Gueto de Varsóvia, ano de 1941, cenário de horror. Corpos pelas ruas e vielas; mortos, moribundos, doentes, famintos, apáticos, perdidos. A peste e o nada. Bocas semi-abertas. Olhares vazios. Alguns gritos, quem sabe se de dor, de fome ou de desespero. Em meio ao deserto de vida, um burburinho no canto de uma das ruas. Algumas crianças, muito magras, movem-se e conversam; um adulto – líder judeu no gueto – ensaia com elas uma peça de teatro.  

Essa cena, eu a imaginei a partir do relato que ouvi de um historiador no filme Shoah, de Claude Lanzmann. Neste filme, a genialidade de Lanzmann nos faz entrar em contato com o horror do processo que levou ao extermínio calculado e metódico de dois terços do povo judeu da Europa. Para isso, Lanzmann impede de nos conectarmos com o drama, impede que nos identifiquemos com o povo exterminado, impede qualquer tipo de catarse. Deixa-nos deslocalizados, utilizando-se apenas de testemunhos, de silêncios, de traduções, de línguas impossíveis, de restos dos campos, de trilhos, do vazio de imagens irrepresentáveis.

Não há qualquer cena dos corpos do gueto em questão, da morte espalhada. É preciso que as palavras do historiador nos atravessem e nos levem a produzir a cena internamente. E ali, no canto das ruas mortas, no canto do deserto que toma conta de nosso corpo durante o filme, ali no canto, estão as crianças, brincando, ensaiando uma peça de teatro. Um oásis, talvez dissesse Hannah Arendt (1998).

Desertos e oásis são territórios nossos, humanos. Somos capazes de produzir e de nos habituar com os mais extensos desertos, inclusive o político. Arendt nos lembra que o maior desafio não é o de aprender a viver no deserto – como quer a psicologia moderna –, mas o de produzir e manter oásis em meio ao deserto, não como espaços de “descompressão”, mas, pelo contrário, como “fontes vivas que nos capacitam a viver no deserto sem nos reconciliarmos com ele” (1998, p. 180, grifo nosso). Os oásis são os territórios que nos capacitam a viver no deserto sem nos adaptarmos a ele, sem totalizá-lo como norma. Os oásis são os cantos das ruas que pulsam, que invertem a lógica mortífera segregacionista e inventam a vida lá onde haveria apenas indiferença, planificação, normalização, contabilização, totalização.

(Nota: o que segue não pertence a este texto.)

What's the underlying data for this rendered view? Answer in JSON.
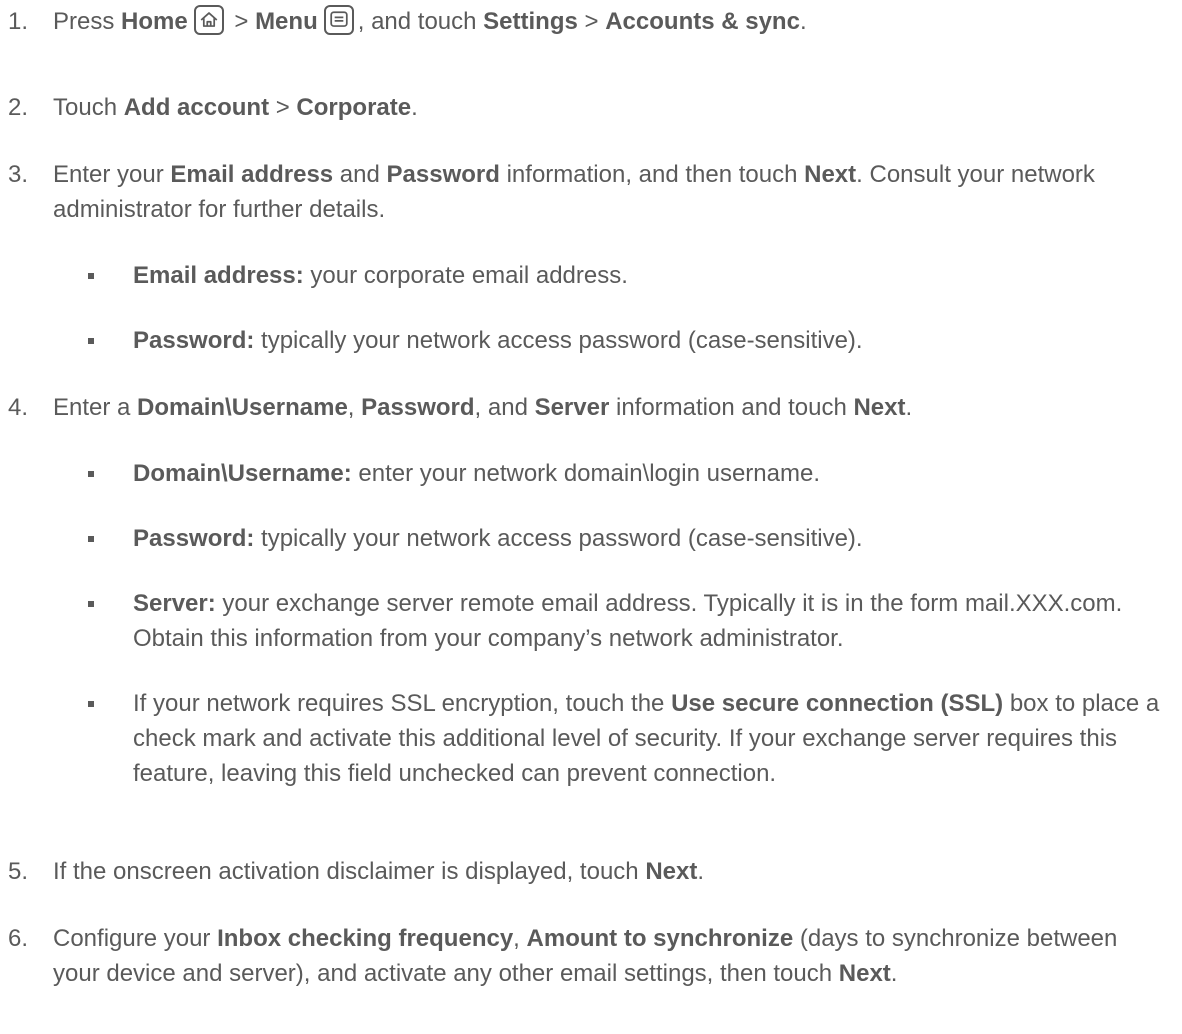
{
  "steps": [
    {
      "num": "1.",
      "seg": [
        "Press ",
        "Home",
        " > ",
        "Menu",
        ", and touch ",
        "Settings",
        " > ",
        "Accounts & sync",
        "."
      ],
      "icons": [
        "home-icon",
        "menu-icon"
      ]
    },
    {
      "num": "2.",
      "seg": [
        "Touch ",
        "Add account",
        " > ",
        "Corporate",
        "."
      ]
    },
    {
      "num": "3.",
      "seg": [
        "Enter your ",
        "Email address",
        " and ",
        "Password",
        " information, and then touch ",
        "Next",
        ". Consult your network administrator for further details."
      ]
    },
    {
      "num": "4.",
      "seg": [
        "Enter a ",
        "Domain\\Username",
        ", ",
        "Password",
        ", and ",
        "Server",
        " information and touch ",
        "Next",
        "."
      ]
    },
    {
      "num": "5.",
      "seg": [
        "If the onscreen activation disclaimer is displayed, touch ",
        "Next",
        "."
      ]
    },
    {
      "num": "6.",
      "seg": [
        "Configure your ",
        "Inbox checking frequency",
        ", ",
        "Amount to synchronize",
        " (days to synchronize between your device and server), and activate any other email settings, then touch ",
        "Next",
        "."
      ]
    }
  ],
  "bullets": [
    {
      "label": "Email address:",
      "text": " your corporate email address."
    },
    {
      "label": "Password:",
      "text": " typically your network access password (case-sensitive)."
    },
    {
      "label": "Domain\\Username:",
      "text": " enter your network domain\\login username."
    },
    {
      "label": "Password:",
      "text": " typically your network access password (case-sensitive)."
    },
    {
      "label": "Server:",
      "text": " your exchange server remote email address. Typically it is in the form mail.XXX.com. Obtain this information from your company’s network administrator."
    },
    {
      "seg": [
        "If your network requires SSL encryption, touch the ",
        "Use secure connection (SSL)",
        " box to place a check mark and activate this additional level of security. If your exchange server requires this feature, leaving this field unchecked can prevent connection."
      ]
    }
  ]
}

Oásis podem ser produzidos por crianças brincando na esquina de um gueto; podem ser produzidos por artistas, escritores e poetas (atenção para o livro “Para que poetas em tempos de terrorismos?”, de Alberto Pucheu); por alunos em ocupações; por hortelões em meio ao concreto cinza; por ativistas em meio ao caos ou ao silêncio; por moradores em meio à violência; por analistas nas mais diversas atuações pelas cidades. Cada um a seu modo, furando o deserto político. Oásis podem ser produzidos até mesmo em meio à polícia militar do Rio de Janeiro.

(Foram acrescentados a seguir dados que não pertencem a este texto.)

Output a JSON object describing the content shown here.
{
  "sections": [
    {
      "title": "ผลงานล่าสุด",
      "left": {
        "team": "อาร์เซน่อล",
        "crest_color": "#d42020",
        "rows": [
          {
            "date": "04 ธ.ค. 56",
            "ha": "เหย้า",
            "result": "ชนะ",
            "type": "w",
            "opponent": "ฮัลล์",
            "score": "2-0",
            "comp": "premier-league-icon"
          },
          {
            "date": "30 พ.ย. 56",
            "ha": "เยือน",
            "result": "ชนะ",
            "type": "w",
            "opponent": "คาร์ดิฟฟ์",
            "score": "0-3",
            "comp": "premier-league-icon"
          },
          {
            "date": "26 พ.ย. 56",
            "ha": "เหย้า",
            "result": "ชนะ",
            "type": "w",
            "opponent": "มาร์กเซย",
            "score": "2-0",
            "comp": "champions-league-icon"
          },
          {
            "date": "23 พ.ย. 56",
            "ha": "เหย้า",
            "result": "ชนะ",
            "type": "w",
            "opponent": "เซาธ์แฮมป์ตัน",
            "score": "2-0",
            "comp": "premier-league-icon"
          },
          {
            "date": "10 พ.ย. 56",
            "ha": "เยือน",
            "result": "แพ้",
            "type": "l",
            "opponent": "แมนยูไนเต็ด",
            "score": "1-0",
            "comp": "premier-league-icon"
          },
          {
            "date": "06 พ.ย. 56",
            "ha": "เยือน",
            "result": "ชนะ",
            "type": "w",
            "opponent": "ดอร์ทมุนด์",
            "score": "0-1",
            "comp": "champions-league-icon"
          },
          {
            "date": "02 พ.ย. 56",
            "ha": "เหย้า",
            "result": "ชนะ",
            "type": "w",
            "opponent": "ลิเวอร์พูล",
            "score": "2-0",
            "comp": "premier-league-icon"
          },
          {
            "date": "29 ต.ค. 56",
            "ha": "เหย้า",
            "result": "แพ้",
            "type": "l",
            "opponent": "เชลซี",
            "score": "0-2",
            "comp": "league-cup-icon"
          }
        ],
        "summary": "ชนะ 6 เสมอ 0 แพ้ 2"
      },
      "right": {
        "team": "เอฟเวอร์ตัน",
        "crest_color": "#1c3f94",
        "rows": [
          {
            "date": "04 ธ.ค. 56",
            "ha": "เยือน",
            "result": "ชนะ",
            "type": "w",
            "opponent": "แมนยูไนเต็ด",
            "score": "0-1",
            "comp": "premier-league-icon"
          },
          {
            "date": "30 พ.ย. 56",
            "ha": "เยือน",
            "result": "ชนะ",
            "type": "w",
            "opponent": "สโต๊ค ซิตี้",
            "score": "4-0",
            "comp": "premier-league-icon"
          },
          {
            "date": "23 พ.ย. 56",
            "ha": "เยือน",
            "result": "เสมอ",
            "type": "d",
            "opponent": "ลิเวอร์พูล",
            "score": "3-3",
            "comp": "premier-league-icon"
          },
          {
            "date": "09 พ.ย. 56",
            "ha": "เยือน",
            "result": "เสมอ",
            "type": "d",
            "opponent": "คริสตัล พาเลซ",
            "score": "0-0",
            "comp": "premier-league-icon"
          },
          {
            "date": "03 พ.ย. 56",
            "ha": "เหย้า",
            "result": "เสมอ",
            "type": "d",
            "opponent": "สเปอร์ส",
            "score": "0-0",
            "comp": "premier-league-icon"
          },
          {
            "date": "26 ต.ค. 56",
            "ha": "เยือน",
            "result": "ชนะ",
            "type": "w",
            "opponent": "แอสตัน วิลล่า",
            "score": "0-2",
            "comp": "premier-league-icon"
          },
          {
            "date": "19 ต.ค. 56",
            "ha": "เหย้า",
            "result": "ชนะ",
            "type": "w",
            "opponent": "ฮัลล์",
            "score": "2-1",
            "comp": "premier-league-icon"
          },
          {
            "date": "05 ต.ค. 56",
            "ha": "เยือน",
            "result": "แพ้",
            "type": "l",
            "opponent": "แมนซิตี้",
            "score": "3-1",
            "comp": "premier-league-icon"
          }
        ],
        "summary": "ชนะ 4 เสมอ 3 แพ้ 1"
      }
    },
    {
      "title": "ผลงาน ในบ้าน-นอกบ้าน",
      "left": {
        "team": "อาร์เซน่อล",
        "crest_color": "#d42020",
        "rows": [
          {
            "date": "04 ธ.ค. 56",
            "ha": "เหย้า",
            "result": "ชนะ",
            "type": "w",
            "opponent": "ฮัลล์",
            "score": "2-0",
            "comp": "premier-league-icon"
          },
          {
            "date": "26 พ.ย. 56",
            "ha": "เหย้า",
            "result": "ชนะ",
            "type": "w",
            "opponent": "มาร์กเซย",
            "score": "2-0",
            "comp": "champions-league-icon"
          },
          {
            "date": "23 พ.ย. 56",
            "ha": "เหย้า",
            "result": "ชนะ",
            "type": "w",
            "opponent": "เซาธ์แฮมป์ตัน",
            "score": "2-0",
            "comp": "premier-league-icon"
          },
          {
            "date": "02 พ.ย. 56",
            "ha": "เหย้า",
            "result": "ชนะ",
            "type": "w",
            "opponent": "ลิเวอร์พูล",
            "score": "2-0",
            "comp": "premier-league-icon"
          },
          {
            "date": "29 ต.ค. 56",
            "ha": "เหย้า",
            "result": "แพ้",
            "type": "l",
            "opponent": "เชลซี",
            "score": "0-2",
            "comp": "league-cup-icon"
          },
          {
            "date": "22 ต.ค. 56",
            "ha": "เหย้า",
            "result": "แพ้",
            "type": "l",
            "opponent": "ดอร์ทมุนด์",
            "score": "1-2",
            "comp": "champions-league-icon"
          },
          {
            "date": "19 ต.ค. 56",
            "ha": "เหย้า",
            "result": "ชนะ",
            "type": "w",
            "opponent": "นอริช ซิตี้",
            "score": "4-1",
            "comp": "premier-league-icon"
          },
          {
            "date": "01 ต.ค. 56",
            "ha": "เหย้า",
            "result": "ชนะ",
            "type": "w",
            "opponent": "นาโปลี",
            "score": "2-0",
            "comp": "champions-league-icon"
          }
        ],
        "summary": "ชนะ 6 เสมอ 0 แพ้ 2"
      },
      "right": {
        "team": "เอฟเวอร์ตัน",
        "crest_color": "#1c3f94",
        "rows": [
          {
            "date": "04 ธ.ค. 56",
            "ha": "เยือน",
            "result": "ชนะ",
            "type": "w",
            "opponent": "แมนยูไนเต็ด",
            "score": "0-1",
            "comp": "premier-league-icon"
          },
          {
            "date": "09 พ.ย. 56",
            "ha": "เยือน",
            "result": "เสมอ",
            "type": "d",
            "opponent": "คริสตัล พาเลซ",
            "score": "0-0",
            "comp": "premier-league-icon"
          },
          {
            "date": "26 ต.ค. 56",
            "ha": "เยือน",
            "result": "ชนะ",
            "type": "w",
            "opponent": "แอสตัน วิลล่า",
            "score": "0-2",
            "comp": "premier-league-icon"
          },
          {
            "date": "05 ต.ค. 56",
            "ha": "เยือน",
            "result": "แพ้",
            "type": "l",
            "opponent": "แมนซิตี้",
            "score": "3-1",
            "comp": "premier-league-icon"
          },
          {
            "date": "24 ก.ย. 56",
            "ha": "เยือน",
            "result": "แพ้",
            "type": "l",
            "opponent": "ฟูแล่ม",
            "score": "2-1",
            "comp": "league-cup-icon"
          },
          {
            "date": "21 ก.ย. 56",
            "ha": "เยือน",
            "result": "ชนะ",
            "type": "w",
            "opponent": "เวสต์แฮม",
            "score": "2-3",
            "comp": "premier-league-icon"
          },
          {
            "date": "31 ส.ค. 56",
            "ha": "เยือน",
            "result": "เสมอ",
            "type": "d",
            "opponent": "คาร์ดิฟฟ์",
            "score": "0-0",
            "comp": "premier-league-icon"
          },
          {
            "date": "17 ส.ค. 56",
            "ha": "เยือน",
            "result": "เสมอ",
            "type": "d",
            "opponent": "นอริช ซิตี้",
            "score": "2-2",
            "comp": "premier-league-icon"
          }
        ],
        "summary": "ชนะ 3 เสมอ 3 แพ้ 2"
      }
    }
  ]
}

Eis o ponto em que me encontro, como analista. Aqui, agradeço a Paulo Vidal pela delicadeza de me fazer avançar ao marcar que, para além dos oásis, há que se construir também os trajetos, que vão de um a outro e que cortam o deserto, sob o risco de, ao manter os oásis isolados, “guetificá-los”. 

 

Referência:

ARENDT, H. De deserto e de Oásis. Em: O que é Política? – Fragmentos das Obras Póstumas Compilados por Úrsula Ludz. Rio de Janeiro: Bertrand Brasil, 1998, p. 177 a 183.